31 August, 2020
I second the motion. The Competition and Consumer Amendment (Exploitation of Indigenous Culture) Bill 2020 strives to prevent the exploitation of Indigenous culture and ensure fair compensation to Indigenous artists. Currently royalties are not always returned to the original artist, and the exploitation of Indigenous art and Indigenous style art is rife. In 2016 the Indigenous Art Centre Alliance estimated that up to 80 per cent of the products sold on the souvenir market were made overseas, with little or no benefit to Indigenous artists or communities. So I want to ensure that Indigenous artists and groups are appropriately compensated for their art, especially if it's mass-produced elsewhere.

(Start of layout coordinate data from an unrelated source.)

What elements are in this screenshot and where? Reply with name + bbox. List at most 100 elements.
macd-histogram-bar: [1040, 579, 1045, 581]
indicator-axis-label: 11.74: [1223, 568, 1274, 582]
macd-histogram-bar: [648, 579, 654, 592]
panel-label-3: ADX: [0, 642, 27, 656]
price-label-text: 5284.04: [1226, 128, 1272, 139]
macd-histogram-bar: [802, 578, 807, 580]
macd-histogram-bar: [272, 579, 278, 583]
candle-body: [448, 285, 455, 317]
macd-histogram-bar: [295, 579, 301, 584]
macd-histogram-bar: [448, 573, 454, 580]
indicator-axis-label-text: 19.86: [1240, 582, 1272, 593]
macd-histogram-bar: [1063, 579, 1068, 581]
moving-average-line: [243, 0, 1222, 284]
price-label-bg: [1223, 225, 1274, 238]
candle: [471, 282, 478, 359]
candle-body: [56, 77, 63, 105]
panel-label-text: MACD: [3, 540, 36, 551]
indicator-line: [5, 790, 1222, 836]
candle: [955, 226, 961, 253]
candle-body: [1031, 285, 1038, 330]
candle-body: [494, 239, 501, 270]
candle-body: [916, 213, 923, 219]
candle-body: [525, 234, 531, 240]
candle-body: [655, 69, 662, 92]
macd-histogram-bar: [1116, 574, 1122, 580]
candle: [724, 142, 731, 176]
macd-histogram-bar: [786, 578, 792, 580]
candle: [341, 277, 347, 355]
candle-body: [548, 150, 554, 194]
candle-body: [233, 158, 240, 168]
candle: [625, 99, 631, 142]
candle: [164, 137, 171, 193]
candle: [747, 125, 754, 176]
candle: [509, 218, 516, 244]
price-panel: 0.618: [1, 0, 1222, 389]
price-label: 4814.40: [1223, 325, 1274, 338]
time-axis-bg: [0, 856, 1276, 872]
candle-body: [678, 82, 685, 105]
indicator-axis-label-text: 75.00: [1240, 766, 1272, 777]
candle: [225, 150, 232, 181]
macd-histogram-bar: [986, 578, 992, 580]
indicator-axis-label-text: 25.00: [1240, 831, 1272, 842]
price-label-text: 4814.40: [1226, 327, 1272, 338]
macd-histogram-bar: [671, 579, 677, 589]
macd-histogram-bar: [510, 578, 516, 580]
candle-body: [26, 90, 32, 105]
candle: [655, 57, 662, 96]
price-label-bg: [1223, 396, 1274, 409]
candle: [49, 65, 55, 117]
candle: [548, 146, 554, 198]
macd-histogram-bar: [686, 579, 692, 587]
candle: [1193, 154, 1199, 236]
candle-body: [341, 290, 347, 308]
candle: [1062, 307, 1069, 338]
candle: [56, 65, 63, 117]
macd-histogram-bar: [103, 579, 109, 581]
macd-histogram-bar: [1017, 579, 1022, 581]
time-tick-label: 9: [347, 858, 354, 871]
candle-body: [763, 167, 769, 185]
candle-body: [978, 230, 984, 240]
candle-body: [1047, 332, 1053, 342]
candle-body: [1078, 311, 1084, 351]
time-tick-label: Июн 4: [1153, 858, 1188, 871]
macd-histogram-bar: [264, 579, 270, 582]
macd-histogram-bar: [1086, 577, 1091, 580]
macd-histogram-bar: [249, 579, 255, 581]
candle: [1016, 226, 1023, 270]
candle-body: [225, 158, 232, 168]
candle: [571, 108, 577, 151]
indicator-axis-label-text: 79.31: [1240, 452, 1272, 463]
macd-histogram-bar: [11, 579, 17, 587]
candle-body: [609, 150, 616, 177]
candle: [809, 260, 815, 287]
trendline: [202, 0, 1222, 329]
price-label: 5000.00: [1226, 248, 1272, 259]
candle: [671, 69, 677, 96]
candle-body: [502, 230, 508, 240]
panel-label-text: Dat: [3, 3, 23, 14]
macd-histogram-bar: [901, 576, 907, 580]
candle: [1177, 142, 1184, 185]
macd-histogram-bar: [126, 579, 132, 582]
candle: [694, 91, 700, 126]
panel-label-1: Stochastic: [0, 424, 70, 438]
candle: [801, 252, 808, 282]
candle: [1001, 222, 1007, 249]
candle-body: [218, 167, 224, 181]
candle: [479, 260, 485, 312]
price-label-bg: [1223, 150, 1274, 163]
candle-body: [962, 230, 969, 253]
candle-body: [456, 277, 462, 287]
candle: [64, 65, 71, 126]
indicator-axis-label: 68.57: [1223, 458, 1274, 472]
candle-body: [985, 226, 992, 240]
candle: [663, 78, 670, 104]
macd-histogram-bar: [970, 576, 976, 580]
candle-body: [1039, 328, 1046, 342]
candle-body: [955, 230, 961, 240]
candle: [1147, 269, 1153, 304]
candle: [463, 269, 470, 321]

Some may argue that the successful prosecution of Birubi Art in the Federal Court last year demonstrates that Indigenous artists are sufficiently protected under the current legislation. However, it has been found that the same company has since reformed, under a different banner, and continues to distribute Indigenous style products with a 'Made in Indonesia' tag. So, despite litigation, no royalties go to Indigenous artists for these products
Indigenous artists continue to face myriad issues beyond those covered by the bill. Indigenous artists are often inadequately compensated for original artworks. This is about protecting artists and culture. Aboriginal and Torres Strait Islander art and designs can be licensed and turned into merchandise because of the images and stories they present—an expression of the distinctive culture of Aboriginal and Torres Strait Islander people. There is huge pride in Australia in Indigenous culture and art, from all Australians, and it is the government's duty to ensure we do everything possible to protect Indigenous art.